Sunday, October 23, 2011

What I Have Learned: Attorney-Client Privileged and Confidential

Disclaimer: I am not a lawyer.

If you work in the technology sector in the States then at some point in your career you've probably received an email that started with the words in the title of this post.

Sometimes for effect the sender of the email may have bolded them:

Attorney-Client Privileged and Confidential

Others are known to go with a bold & italic strategy:

Attorney-Client Privileged and Confidential

And of course there is the ever-popular ALL-CAPS approach:

ATTORNEY-CLIENT PRIVILEGED AND CONFIDENTIAL

So what does this phrase mean? Is it really necessary? From what types of situation is it meant to protect you and your company? Here's what I've found out.

The last question is the easiest to answer. The law of civil procedure includes provisions for the process of "discovery" whereby each party involved in a civil action can request documents and other evidence, or can compel the production of evidence by using subpoenas or other means. Much of what goes into a company's day-to-day business is "subject to discovery", ie. may be required to be turned over to the legal counterparty (ie. the “other side”) in the suit. That includes product source code, documentation, reports, letters, faxes, files, and phone records.

Most crucially, though, for tech companies: all emails are by default subject to discovery.

This is where our famous phrase comes in: excluded from the discovery process are materials which fall under "attorney-client privilege". Attorney-client privilege is a legal structure which protects from discovery all communications where a client seeks or obtains legal advice from an attorney. Such "privileged" conversations are excluded from the discovery process and may be withheld from the opposing party.

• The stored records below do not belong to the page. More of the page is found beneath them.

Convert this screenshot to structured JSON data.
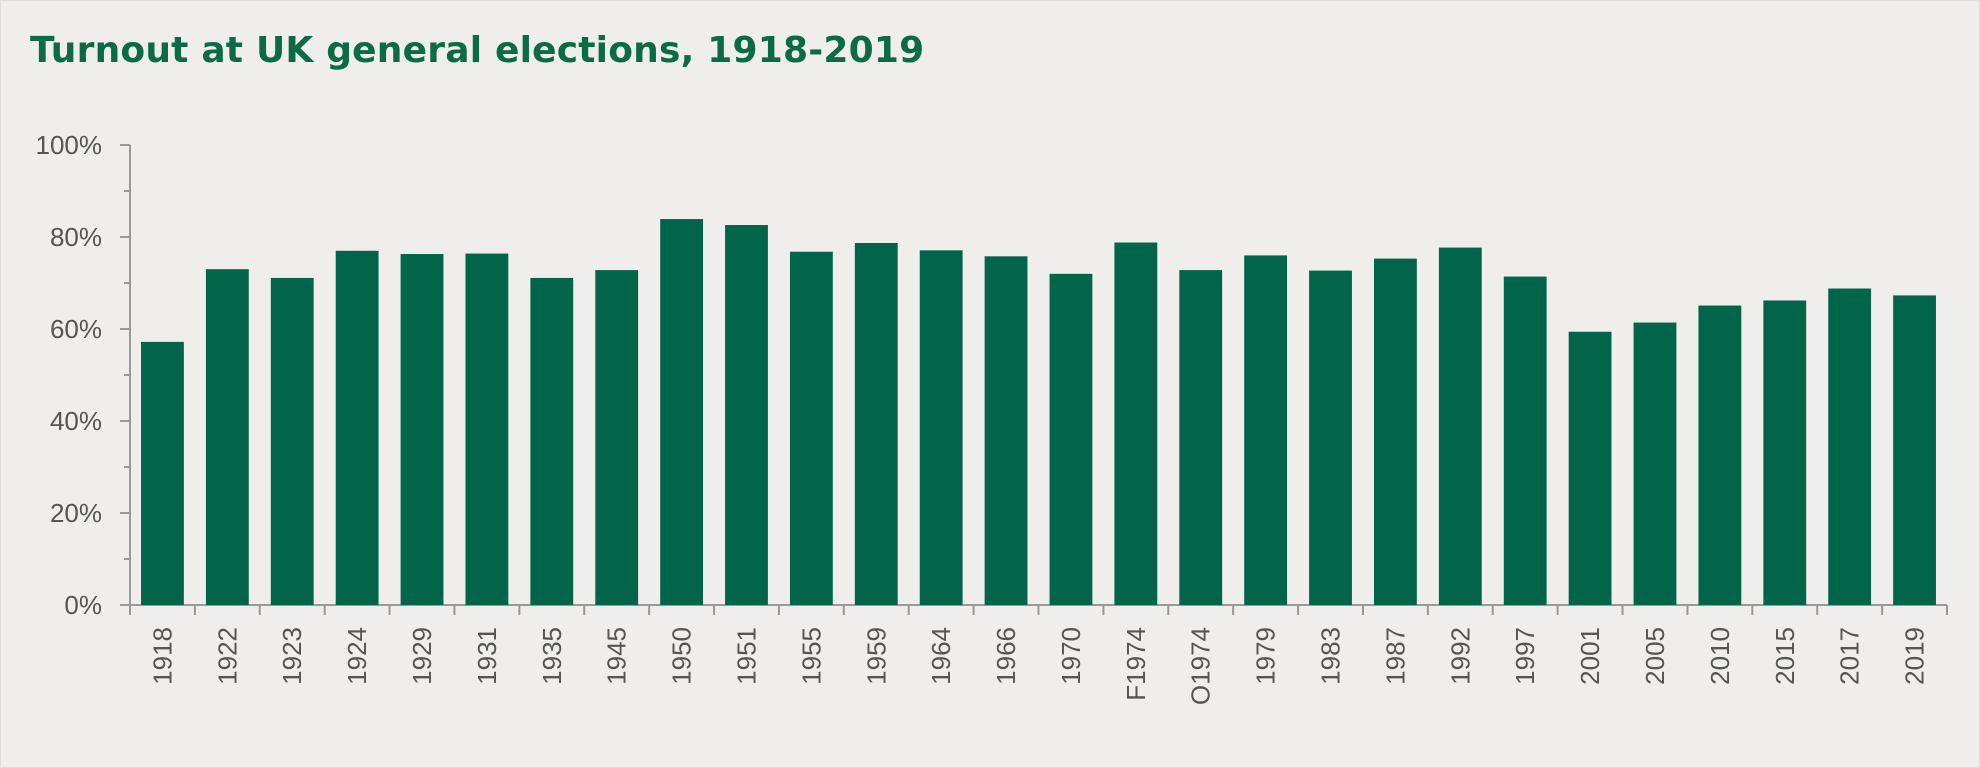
{
  "chart_data": {
    "type": "bar",
    "title": "Turnout at UK general elections, 1918-2019",
    "xlabel": "",
    "ylabel": "",
    "categories": [
      "1918",
      "1922",
      "1923",
      "1924",
      "1929",
      "1931",
      "1935",
      "1945",
      "1950",
      "1951",
      "1955",
      "1959",
      "1964",
      "1966",
      "1970",
      "F1974",
      "O1974",
      "1979",
      "1983",
      "1987",
      "1992",
      "1997",
      "2001",
      "2005",
      "2010",
      "2015",
      "2017",
      "2019"
    ],
    "values": [
      57.2,
      73.0,
      71.1,
      77.0,
      76.3,
      76.4,
      71.1,
      72.8,
      83.9,
      82.6,
      76.8,
      78.7,
      77.1,
      75.8,
      72.0,
      78.8,
      72.8,
      76.0,
      72.7,
      75.3,
      77.7,
      71.4,
      59.4,
      61.4,
      65.1,
      66.2,
      68.8,
      67.3
    ],
    "ylim": [
      0,
      100
    ],
    "yticks": [
      0,
      20,
      40,
      60,
      80,
      100
    ],
    "ytick_labels": [
      "0%",
      "20%",
      "40%",
      "60%",
      "80%",
      "100%"
    ],
    "grid": false,
    "bar_color": "#02654a",
    "title_color": "#0b6b45"
  }
}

Legally, one needs to consider a number of factors when looking at whether a particular email communication falls under attorney-client privilege; EITHER

  • the email is from a lawyer representing the company, and dispenses legal advice or opinion. Such communications are almost always privileged

or ALL OF THE FOLLOWING must apply:

  • the communication has to be with a lawyer who represents the company, since attorney-client privilege, as the name may suggest, only covers communication between a client (you) and an attorney (an edge case might be an email to someone with the explicit request asking for a lawyer to be added on the thread);
  • the communication must be clearly and directly asking for legal advice or guidance; and
  • the communication must not be broadly distributed (eg. if you email a smaller mailing list it is fine, but if you choose to cc a large group then the communication is likely no longer covered)

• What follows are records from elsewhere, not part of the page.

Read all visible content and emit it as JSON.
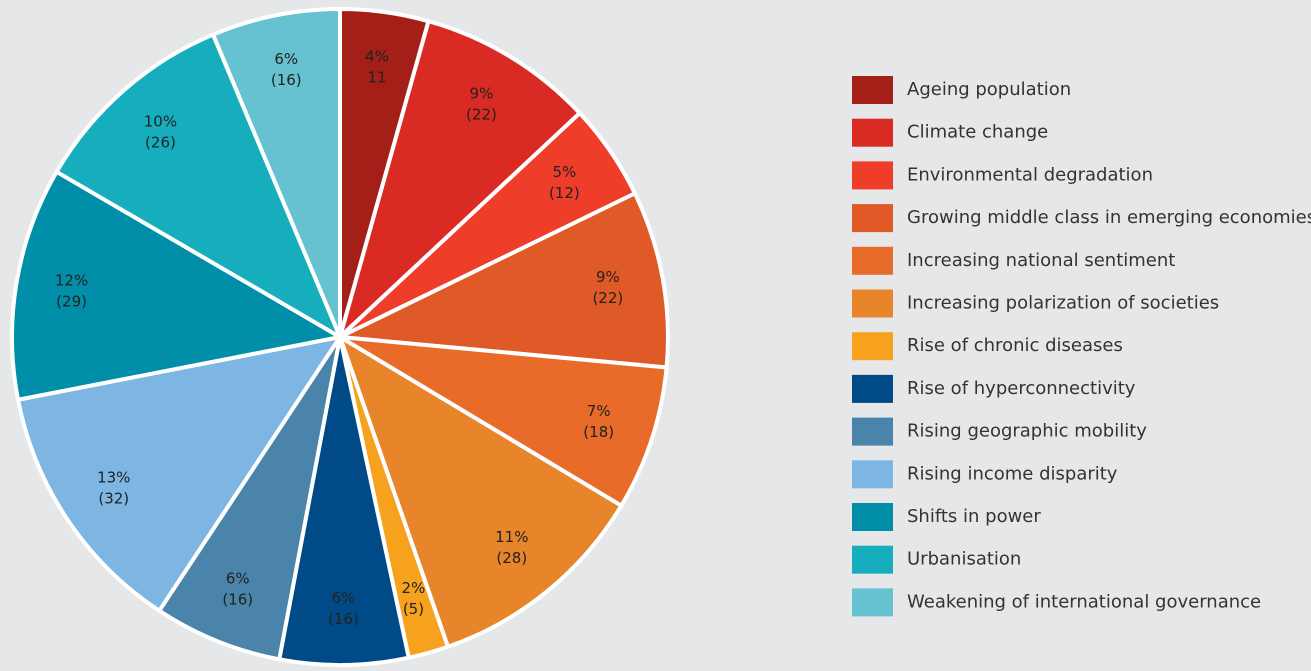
{
  "chart_data": {
    "type": "pie",
    "categories": [
      "Ageing population",
      "Climate change",
      "Environmental degradation",
      "Growing middle class in emerging economies",
      "Increasing national sentiment",
      "Increasing polarization of societies",
      "Rise of chronic diseases",
      "Rise of hyperconnectivity",
      "Rising geographic mobility",
      "Rising income disparity",
      "Shifts in power",
      "Urbanisation",
      "Weakening of international governance"
    ],
    "values": [
      4,
      9,
      5,
      9,
      7,
      11,
      2,
      6,
      6,
      13,
      12,
      10,
      6
    ],
    "value_labels": [
      "4%",
      "9%",
      "5%",
      "9%",
      "7%",
      "11%",
      "2%",
      "6%",
      "6%",
      "13%",
      "12%",
      "10%",
      "6%"
    ],
    "counts": [
      11,
      22,
      12,
      22,
      18,
      28,
      5,
      16,
      16,
      32,
      29,
      26,
      16
    ],
    "count_labels": [
      "11",
      "(22)",
      "(12)",
      "(22)",
      "(18)",
      "(28)",
      "(5)",
      "(16)",
      "(16)",
      "(32)",
      "(29)",
      "(26)",
      "(16)"
    ],
    "colors": [
      "#a31f17",
      "#d92b24",
      "#ee3d28",
      "#e05a27",
      "#e86b2a",
      "#e8842a",
      "#f6a21f",
      "#004a87",
      "#4a84aa",
      "#7db6e2",
      "#008ea8",
      "#16adbd",
      "#66c2d0"
    ],
    "legend": "right"
  }
}
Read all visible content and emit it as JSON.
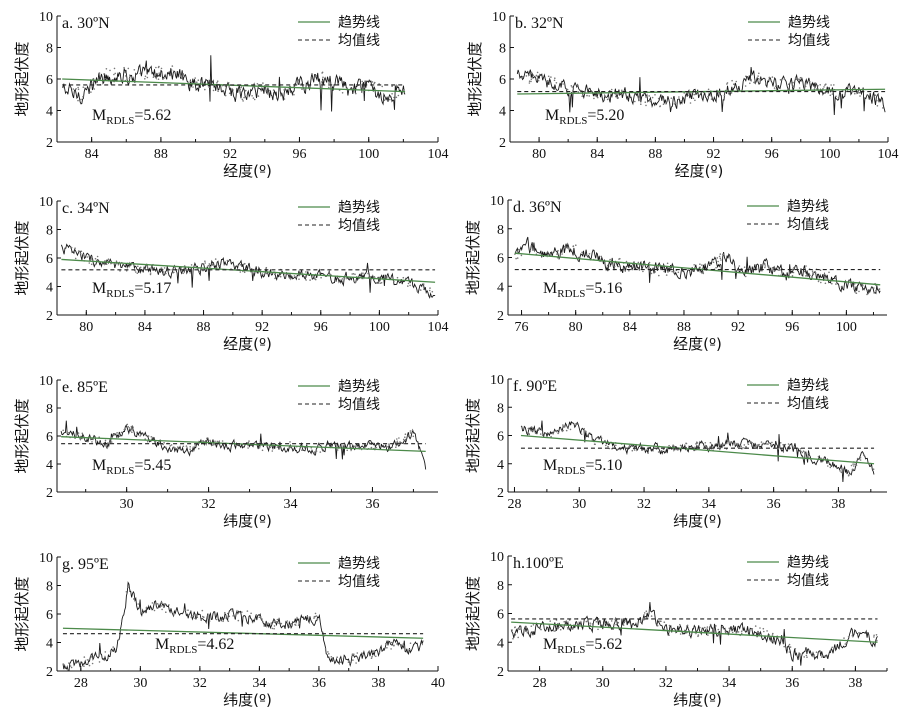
{
  "figure": {
    "colors": {
      "axis": "#111111",
      "data": "#1a1a1a",
      "trend": "#4c8a4a",
      "mean": "#222222"
    }
  },
  "chart_data": [
    {
      "id": "a",
      "type": "line",
      "title": "a. 30ºN",
      "xlabel": "经度(º)",
      "ylabel": "地形起伏度",
      "xlim": [
        82,
        104
      ],
      "ylim": [
        2,
        10
      ],
      "xticks": [
        84,
        88,
        92,
        96,
        100,
        104
      ],
      "yticks": [
        2,
        4,
        6,
        8,
        10
      ],
      "x_range": [
        82.3,
        102.1
      ],
      "mean_label": "M",
      "mean_subscript": "RDLS",
      "mean_value": "=5.62",
      "mean": 5.62,
      "trend": {
        "x": [
          82.3,
          102.1
        ],
        "y": [
          6.0,
          5.2
        ]
      },
      "profile": [
        [
          82.3,
          5.4
        ],
        [
          83,
          5.0
        ],
        [
          83.8,
          5.2
        ],
        [
          84.5,
          6.1
        ],
        [
          85.5,
          6.3
        ],
        [
          87,
          6.2
        ],
        [
          88.5,
          6.4
        ],
        [
          90,
          5.8
        ],
        [
          91,
          5.6
        ],
        [
          92,
          5.3
        ],
        [
          93,
          5.0
        ],
        [
          94,
          5.4
        ],
        [
          95,
          4.9
        ],
        [
          96,
          5.6
        ],
        [
          97,
          6.0
        ],
        [
          98,
          5.8
        ],
        [
          99,
          5.2
        ],
        [
          100,
          5.5
        ],
        [
          101,
          5.0
        ],
        [
          102.1,
          5.3
        ]
      ],
      "amp": 0.55,
      "legend": [
        {
          "name": "趋势线",
          "style": "trend"
        },
        {
          "name": "均值线",
          "style": "mean"
        }
      ]
    },
    {
      "id": "b",
      "type": "line",
      "title": "b. 32ºN",
      "xlabel": "经度(º)",
      "ylabel": "地形起伏度",
      "xlim": [
        78,
        104
      ],
      "ylim": [
        2,
        10
      ],
      "xticks": [
        80,
        84,
        88,
        92,
        96,
        100,
        104
      ],
      "yticks": [
        2,
        4,
        6,
        8,
        10
      ],
      "x_range": [
        78.5,
        103.8
      ],
      "mean_label": "M",
      "mean_subscript": "RDLS",
      "mean_value": "=5.20",
      "mean": 5.2,
      "trend": {
        "x": [
          78.5,
          103.8
        ],
        "y": [
          5.05,
          5.35
        ]
      },
      "profile": [
        [
          78.5,
          6.2
        ],
        [
          80,
          6.0
        ],
        [
          81.5,
          5.6
        ],
        [
          83,
          5.2
        ],
        [
          84.5,
          5.0
        ],
        [
          86,
          5.0
        ],
        [
          87.5,
          4.7
        ],
        [
          89,
          4.6
        ],
        [
          90.5,
          4.8
        ],
        [
          92,
          5.1
        ],
        [
          93.5,
          5.6
        ],
        [
          95,
          6.0
        ],
        [
          96.5,
          5.6
        ],
        [
          98,
          5.8
        ],
        [
          99.5,
          5.3
        ],
        [
          101,
          5.2
        ],
        [
          102.5,
          5.1
        ],
        [
          103.8,
          4.4
        ]
      ],
      "amp": 0.45,
      "legend": [
        {
          "name": "趋势线",
          "style": "trend"
        },
        {
          "name": "均值线",
          "style": "mean"
        }
      ]
    },
    {
      "id": "c",
      "type": "line",
      "title": "c. 34ºN",
      "xlabel": "经度(º)",
      "ylabel": "地形起伏度",
      "xlim": [
        78,
        104
      ],
      "ylim": [
        2,
        10
      ],
      "xticks": [
        80,
        84,
        88,
        92,
        96,
        100,
        104
      ],
      "yticks": [
        2,
        4,
        6,
        8,
        10
      ],
      "x_range": [
        78.3,
        103.8
      ],
      "mean_label": "M",
      "mean_subscript": "RDLS",
      "mean_value": "=5.17",
      "mean": 5.17,
      "trend": {
        "x": [
          78.3,
          103.8
        ],
        "y": [
          5.9,
          4.3
        ]
      },
      "profile": [
        [
          78.3,
          6.8
        ],
        [
          79.5,
          6.2
        ],
        [
          81,
          5.7
        ],
        [
          82.5,
          5.3
        ],
        [
          84,
          5.2
        ],
        [
          86,
          5.1
        ],
        [
          88,
          5.4
        ],
        [
          89.5,
          5.7
        ],
        [
          91,
          5.2
        ],
        [
          92.5,
          5.0
        ],
        [
          94,
          4.7
        ],
        [
          96,
          4.7
        ],
        [
          98,
          4.6
        ],
        [
          100,
          4.6
        ],
        [
          101.5,
          4.4
        ],
        [
          102.5,
          4.0
        ],
        [
          103.8,
          3.6
        ]
      ],
      "amp": 0.4,
      "legend": [
        {
          "name": "趋势线",
          "style": "trend"
        },
        {
          "name": "均值线",
          "style": "mean"
        }
      ]
    },
    {
      "id": "d",
      "type": "line",
      "title": "d. 36ºN",
      "xlabel": "经度(º)",
      "ylabel": "地形起伏度",
      "xlim": [
        75,
        103
      ],
      "ylim": [
        2,
        10
      ],
      "xticks": [
        76,
        80,
        84,
        88,
        92,
        96,
        100
      ],
      "yticks": [
        2,
        4,
        6,
        8,
        10
      ],
      "x_range": [
        75.5,
        102.5
      ],
      "mean_label": "M",
      "mean_subscript": "RDLS",
      "mean_value": "=5.16",
      "mean": 5.16,
      "trend": {
        "x": [
          75.5,
          102.5
        ],
        "y": [
          6.3,
          4.1
        ]
      },
      "profile": [
        [
          75.5,
          6.0
        ],
        [
          76.5,
          6.8
        ],
        [
          78,
          6.1
        ],
        [
          79.5,
          6.6
        ],
        [
          81,
          6.2
        ],
        [
          82.5,
          5.6
        ],
        [
          84,
          5.4
        ],
        [
          86,
          5.2
        ],
        [
          88,
          5.1
        ],
        [
          90,
          5.3
        ],
        [
          91,
          6.2
        ],
        [
          92,
          5.0
        ],
        [
          94,
          5.3
        ],
        [
          95.5,
          4.8
        ],
        [
          97,
          5.0
        ],
        [
          98.5,
          4.6
        ],
        [
          100,
          4.2
        ],
        [
          101.5,
          3.6
        ],
        [
          102.5,
          4.2
        ]
      ],
      "amp": 0.5,
      "legend": [
        {
          "name": "趋势线",
          "style": "trend"
        },
        {
          "name": "均值线",
          "style": "mean"
        }
      ]
    },
    {
      "id": "e",
      "type": "line",
      "title": "e. 85ºE",
      "xlabel": "纬度(º)",
      "ylabel": "地形起伏度",
      "xlim": [
        28.3,
        37.6
      ],
      "ylim": [
        2,
        10
      ],
      "xticks": [
        30,
        32,
        34,
        36
      ],
      "yticks": [
        2,
        4,
        6,
        8,
        10
      ],
      "x_range": [
        28.4,
        37.3
      ],
      "mean_label": "M",
      "mean_subscript": "RDLS",
      "mean_value": "=5.45",
      "mean": 5.45,
      "trend": {
        "x": [
          28.4,
          37.3
        ],
        "y": [
          5.95,
          4.9
        ]
      },
      "profile": [
        [
          28.4,
          6.2
        ],
        [
          29,
          6.0
        ],
        [
          29.5,
          5.4
        ],
        [
          30,
          6.6
        ],
        [
          30.5,
          5.9
        ],
        [
          31,
          5.2
        ],
        [
          31.5,
          5.0
        ],
        [
          32,
          5.6
        ],
        [
          32.5,
          5.3
        ],
        [
          33,
          5.4
        ],
        [
          33.5,
          5.2
        ],
        [
          34,
          5.3
        ],
        [
          34.5,
          5.0
        ],
        [
          35,
          5.3
        ],
        [
          35.5,
          5.2
        ],
        [
          36,
          5.3
        ],
        [
          36.5,
          5.3
        ],
        [
          37,
          6.2
        ],
        [
          37.3,
          3.8
        ]
      ],
      "amp": 0.35,
      "legend": [
        {
          "name": "趋势线",
          "style": "trend"
        },
        {
          "name": "均值线",
          "style": "mean"
        }
      ]
    },
    {
      "id": "f",
      "type": "line",
      "title": "f. 90ºE",
      "xlabel": "纬度(º)",
      "ylabel": "地形起伏度",
      "xlim": [
        27.8,
        39.5
      ],
      "ylim": [
        2,
        10
      ],
      "xticks": [
        28,
        30,
        32,
        34,
        36,
        38
      ],
      "yticks": [
        2,
        4,
        6,
        8,
        10
      ],
      "x_range": [
        28.2,
        39.1
      ],
      "mean_label": "M",
      "mean_subscript": "RDLS",
      "mean_value": "=5.10",
      "mean": 5.1,
      "trend": {
        "x": [
          28.2,
          39.1
        ],
        "y": [
          6.0,
          4.0
        ]
      },
      "profile": [
        [
          28.2,
          6.5
        ],
        [
          29,
          6.1
        ],
        [
          29.8,
          6.8
        ],
        [
          30.5,
          5.6
        ],
        [
          31.5,
          5.1
        ],
        [
          32.5,
          5.0
        ],
        [
          33.5,
          5.2
        ],
        [
          34.5,
          5.3
        ],
        [
          35.5,
          5.4
        ],
        [
          36.5,
          5.3
        ],
        [
          37.2,
          4.5
        ],
        [
          37.8,
          4.0
        ],
        [
          38.3,
          3.4
        ],
        [
          38.8,
          4.6
        ],
        [
          39.1,
          3.5
        ]
      ],
      "amp": 0.35,
      "legend": [
        {
          "name": "趋势线",
          "style": "trend"
        },
        {
          "name": "均值线",
          "style": "mean"
        }
      ]
    },
    {
      "id": "g",
      "type": "line",
      "title": "g. 95ºE",
      "xlabel": "纬度(º)",
      "ylabel": "地形起伏度",
      "xlim": [
        27.2,
        40
      ],
      "ylim": [
        2,
        10
      ],
      "xticks": [
        28,
        30,
        32,
        34,
        36,
        38,
        40
      ],
      "yticks": [
        2,
        4,
        6,
        8,
        10
      ],
      "x_range": [
        27.4,
        39.5
      ],
      "mean_label": "M",
      "mean_subscript": "RDLS",
      "mean_value": "=4.62",
      "mean": 4.62,
      "trend": {
        "x": [
          27.4,
          39.5
        ],
        "y": [
          5.0,
          4.3
        ]
      },
      "profile": [
        [
          27.4,
          2.3
        ],
        [
          28.5,
          2.8
        ],
        [
          29.2,
          3.5
        ],
        [
          29.6,
          8.0
        ],
        [
          30,
          6.0
        ],
        [
          30.5,
          6.6
        ],
        [
          31.5,
          6.0
        ],
        [
          32.5,
          5.8
        ],
        [
          33.5,
          5.9
        ],
        [
          34.5,
          5.3
        ],
        [
          35.5,
          5.5
        ],
        [
          36,
          5.8
        ],
        [
          36.3,
          3.0
        ],
        [
          37,
          2.8
        ],
        [
          37.5,
          3.0
        ],
        [
          38,
          3.2
        ],
        [
          38.5,
          4.0
        ],
        [
          39,
          3.6
        ],
        [
          39.5,
          3.8
        ]
      ],
      "amp": 0.4,
      "legend": [
        {
          "name": "趋势线",
          "style": "trend"
        },
        {
          "name": "均值线",
          "style": "mean"
        }
      ]
    },
    {
      "id": "h",
      "type": "line",
      "title": "h.100ºE",
      "xlabel": "纬度(º)",
      "ylabel": "地形起伏度",
      "xlim": [
        27,
        39
      ],
      "ylim": [
        2,
        10
      ],
      "xticks": [
        28,
        30,
        32,
        34,
        36,
        38
      ],
      "yticks": [
        2,
        4,
        6,
        8,
        10
      ],
      "x_range": [
        27.1,
        38.7
      ],
      "mean_label": "M",
      "mean_subscript": "RDLS",
      "mean_value": "=5.62",
      "mean": 5.62,
      "trend": {
        "x": [
          27.1,
          38.7
        ],
        "y": [
          5.4,
          4.0
        ]
      },
      "profile": [
        [
          27.1,
          4.6
        ],
        [
          28,
          5.0
        ],
        [
          29,
          5.3
        ],
        [
          30,
          5.2
        ],
        [
          31,
          5.3
        ],
        [
          31.5,
          6.0
        ],
        [
          32,
          4.9
        ],
        [
          33,
          4.8
        ],
        [
          34,
          4.9
        ],
        [
          35,
          4.7
        ],
        [
          35.5,
          4.2
        ],
        [
          36,
          3.3
        ],
        [
          37,
          3.1
        ],
        [
          37.5,
          3.8
        ],
        [
          38,
          4.6
        ],
        [
          38.7,
          4.3
        ]
      ],
      "amp": 0.45,
      "legend": [
        {
          "name": "趋势线",
          "style": "trend"
        },
        {
          "name": "均值线",
          "style": "mean"
        }
      ]
    }
  ]
}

Note that "the communication includes a banner identifying the email as attorney-client privileged" is not one of the criteria! In fact the text "Attorney-client privileged" is itself not significant in any way, ie. the communication would be privileged—or not—with or without the banner. The only reasons to keep the text in place are

  • to make explicit, to teams performing legal discovery, that in the opinion of the sender this message is protected under attorney-client privilege; and
  • to remind recipients of the email that the material is sensitive and subject to privilege. Forwarding such an email usually removes it from the umbrella of privilege.

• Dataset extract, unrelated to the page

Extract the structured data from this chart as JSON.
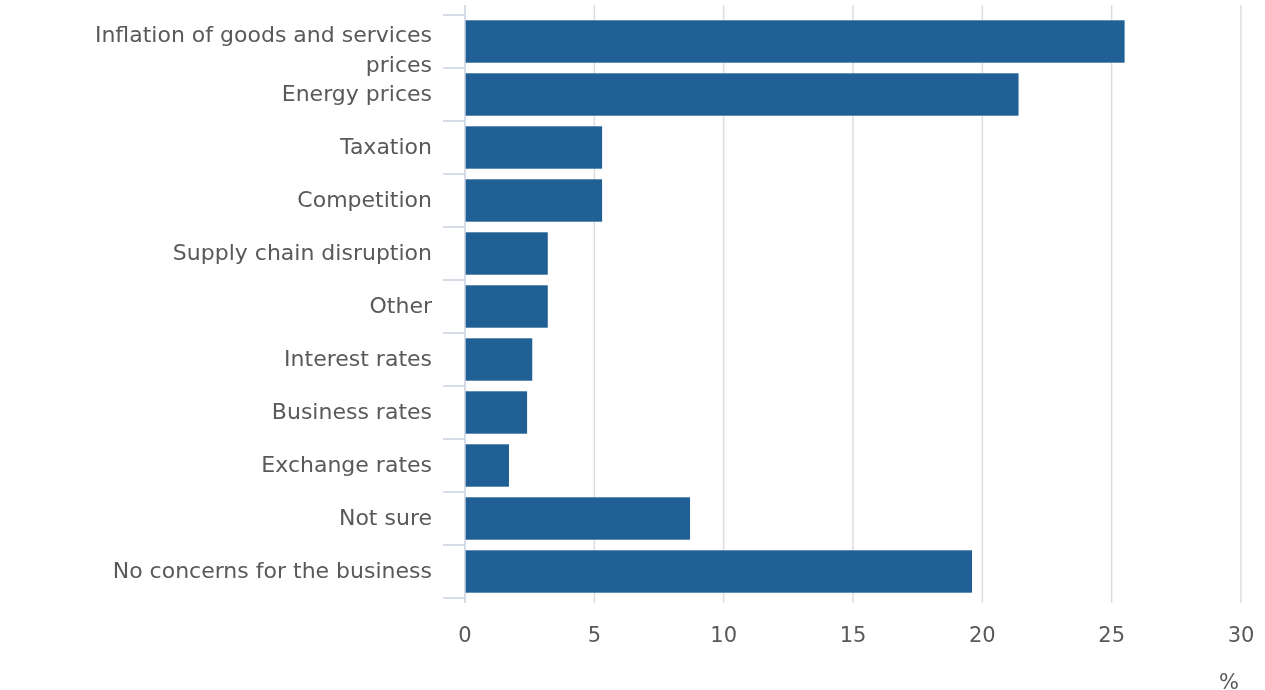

The final piece of legal advice is never to take legal advice from someone who's not a lawyer. The above is a guideline only; when in doubt, always consult an actual attorney.

 


UPDATE 12 July 2013 Interesting additional notes from an actual corporate attorney:

  1. Attorney-client privilege exists under both state and federal law in the United States. There are a few state-specific differences that can affect when/whether the privilege attaches to a communication.
  2. Attorney-client privilege works differently, if at all, outside the United States. For example: at a global company with employees in, say, the UK—when a UK-based employee seeks legal advice from US-based attorneys, attorney-client privilege does not exist for that communication in the UK.

1 comment:

Jean said...

the third reason to keep the text in place, so whoever is involved in the conversation will be more forthcoming , feeling a little safer?